The Cardinals might be able to surmount some of their other deficiencies if they could hit a lick, but the offense has been dormant for much of October. The Cards have scored 43 runs in 12 games and batted .210 in the postseason, and that includes a first-round pummeling of A.J. Burnett and a 9-0 win over Clayton Kershaw in the clinching game of the National League Championship Series.

"We've all seen how the postseason can be dominated by pitching," St. Louis second baseman Matt Carpenter said. "Everybody here has good starting pitching, and that's how they outlast the 162-game grind to get to the postseason. At the same time, we really haven't hit as good as we possibly could."

The Cardinals had to reach for silver linings Wednesday. Matt Holliday hit a monster home run long after the game had been decided, and Freese became the answer to a trivia question when he hit into the first 1-2-3 double play in a World Series since the Mets' John Milner did it against Oakland in the 1973 Fall Classic. Freese also barely avoided being thrown out from right field by Shane Victorino on a single to right field in the ninth inning. Although that would have made for a suitable ending, it's hard to imagine a more embarrassing way to wrap up a game.

Moving forward, the Cardinals are encouraged by what they've seen out of Craig, who returned to the lineup in the series opener after missing seven weeks with a foot injury. Craig contributed a single in four at-bats and thought he saw the ball well after all the time he missed.

"I felt good," Craig said. "Going into the game, I told myself not to worry too much about mechanics. I just wanted to compete, give it my best shot, and do my best to square the ball up. I felt like I had some pretty good at-bats. There's something to build off."

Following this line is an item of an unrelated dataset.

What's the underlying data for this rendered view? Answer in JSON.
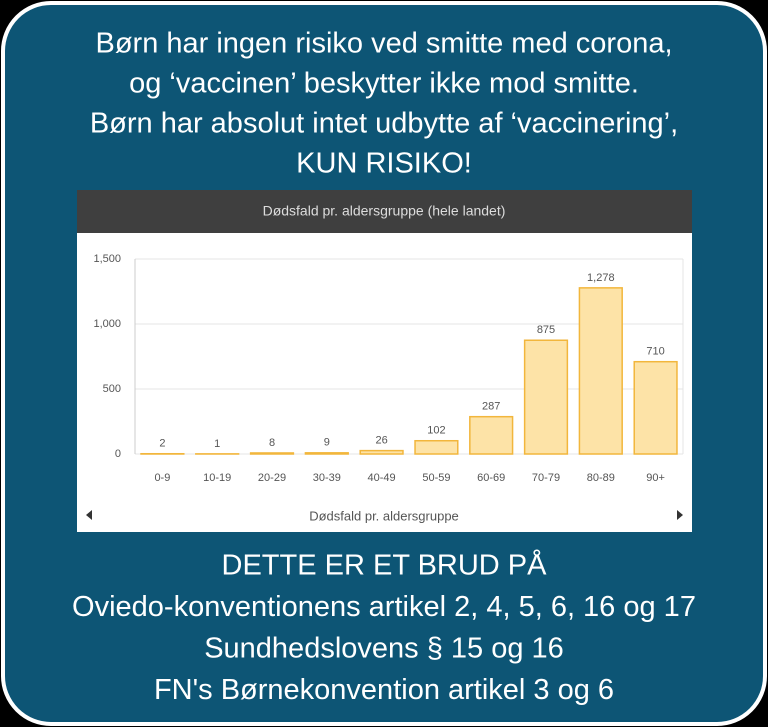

As ugly as the game was, Wainwright theorizes that things might have been different out of the chute if he had come to the park and pitched to the best of his ability. But he walked Jacoby Ellsbury to begin the bottom of the first inning, and things quickly spiraled downhill. Wainwright's mechanics were so bad, it was like an out-of-body experience.

"All the things that happened tonight can be attributed to me going out there and setting a terrible tone," Wainwright said. "A starting pitcher has the ability to lose a game in minutes. He can also completely dominate the game so that the other team has no chance. Tonight, with the way Lester threw the ball, I lost the game in minutes.

"When you're on this stage and you pitch bad, you need to stand up and take the blame. I can shoulder that load, because I know for a fact that I will use this game to make me better. I have no problem saying I stunk tonight, because I know I'll be better next time."

For now, Wainwright can only sit in the dugout and watch as his young understudy, Wacha, tries to pitch St. Louis even in the Series. The Cardinals need to put on a better showing in Game 2 than they did in the opener, or it's going to be a long flight home for everyone.